Терлецкий Валерий Павлович1, Новикова Оксана Борисовна2
1Всероссийский научно-исследовательский институт генетики и разведения сельскохозяйственных животных, доктор биологических наук, ведущий научный сотрудник лаборатории молекулярной цитогенетики
2Всероссийский научно-исследовательский ветеринарный институт птицеводства, кандидат ветеринарных наук, ведущий научный сотрудник отдела микробиологии

Аннотация
Использование эндонуклеаз рестрикции позволило предложить быстрый и эффективный метод генотипирования патогенных штаммов кишечной палочки. Метод использовали при выяснении путей распространения штаммов в условиях птицефабрик. Было показано отсутствие передачи возбудителя между отдельными птицефабриками и птичниками внутри птицефабрик.

Ключевые слова: генотипирование, ДНК фрагменты, птицефабрики, распространение патогенов, ферменты рестрикции


DEVELOPMENT OF EFFICIENT AND FAST IDENTIFICATION TECHNIQUE FOR PATHOGENIC STRAINS OF ESCHERICHIA COLI ISOLATED FROM VARIOUS CHICKEN ORGANS

Terletskiy Valery Pavlovich1, Novikova Oksana Borisovna2
1Russian Research Institute of Farm Animal Genetics and Breeding, D.Sc. in biology, senior researcher
2All Russian Veterinary Research Institute of Poultry Sciences, Cand.
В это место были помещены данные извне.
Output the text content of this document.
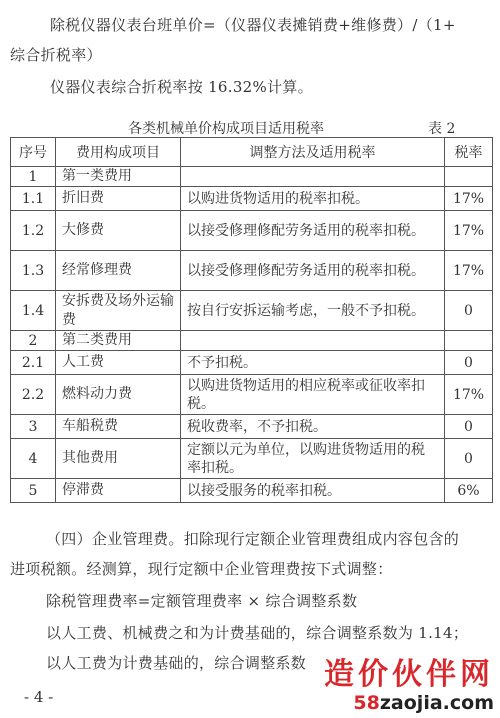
除税仪器仪表台班单价=（仪器仪表摊销费+维修费）/（1+
综合折税率）
仪器仪表综合折税率按 16.32%计算。
各类机械单价构成项目适用税率	表 2
序号	费用构成项目	调整方法及适用税率	税率
1	第一类费用		
1.1	折旧费	以购进货物适用的税率扣税。	17%
1.2	大修费	以接受修理修配劳务适用的税率扣税。	17%
1.3	经常修理费	以接受修理修配劳务适用的税率扣税。	17%
1.4	安拆费及场外运输费	按自行安拆运输考虑，一般不予扣税。	0
2	第二类费用		
2.1	人工费	不予扣税。	0
2.2	燃料动力费	以购进货物适用的相应税率或征收率扣税。	17%
3	车船税费	税收费率，不予扣税。	0
4	其他费用	定额以元为单位，以购进货物适用的税率扣税。	0
5	停滞费	以接受服务的税率扣税。	6%
（四）企业管理费。扣除现行定额企业管理费组成内容包含的
进项税额。经测算，现行定额中企业管理费按下式调整：
除税管理费率=定额管理费率 × 综合调整系数
以人工费、机械费之和为计费基础的，综合调整系数为 1.14；
以人工费为计费基础的，综合调整系数
- 4 -
造价伙伴网
58zaojia.com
Sc. in veterinary medicine, senior researcher

Abstract
Use of restriction endonucleases allowed for setting up fast and efficient genotyping technique for E. coli pathogenic strains. The technique has been employed for elucidation of routes of transmission of strains in poultry farms settings. It was shown that there was no pathogen trans-mission between poultry farms and between hen houses within poultry farms.

Keywords: DNA fragments, genotyping, pathogen spread, poultry farms, restriction enzymes


Рубрика: Биология

Библиографическая ссылка на статью:
Терлецкий В.П., Новикова О.Б. Разработка эффективного и быстрого метода идентификации патогенных штаммов кишечной палочки, выделенной из различных органов кур // Исследования в области естественных наук. 2015. № 6 [Электронный ресурс]. URL: https://science.snauka.ru/2015/06/10143 (дата обращения: 16.07.2023).
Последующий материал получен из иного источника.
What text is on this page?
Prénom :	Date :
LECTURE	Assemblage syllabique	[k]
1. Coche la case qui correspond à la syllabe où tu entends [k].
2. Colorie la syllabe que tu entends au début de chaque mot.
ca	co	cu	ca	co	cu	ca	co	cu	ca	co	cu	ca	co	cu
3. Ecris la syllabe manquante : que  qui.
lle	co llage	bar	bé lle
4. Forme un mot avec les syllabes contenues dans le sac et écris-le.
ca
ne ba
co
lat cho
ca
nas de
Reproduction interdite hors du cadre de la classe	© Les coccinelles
Введение. В настоящее время циркулирование высокопатогенных видов бактерий на птицефабриках России находится под жёстким контролем ветеринарных служб. Очаги инфекции быстро локализуются и устраняется опасность распространения инфекции. В то же время, условно-патогенная микрофлора всё чаще вызывает заболевания у животных. К наиболее часто встречающимся этиологическим факторам инфекционных заболеваний относят кишечную палочку, которая наносит большой экономический урон птицеводству.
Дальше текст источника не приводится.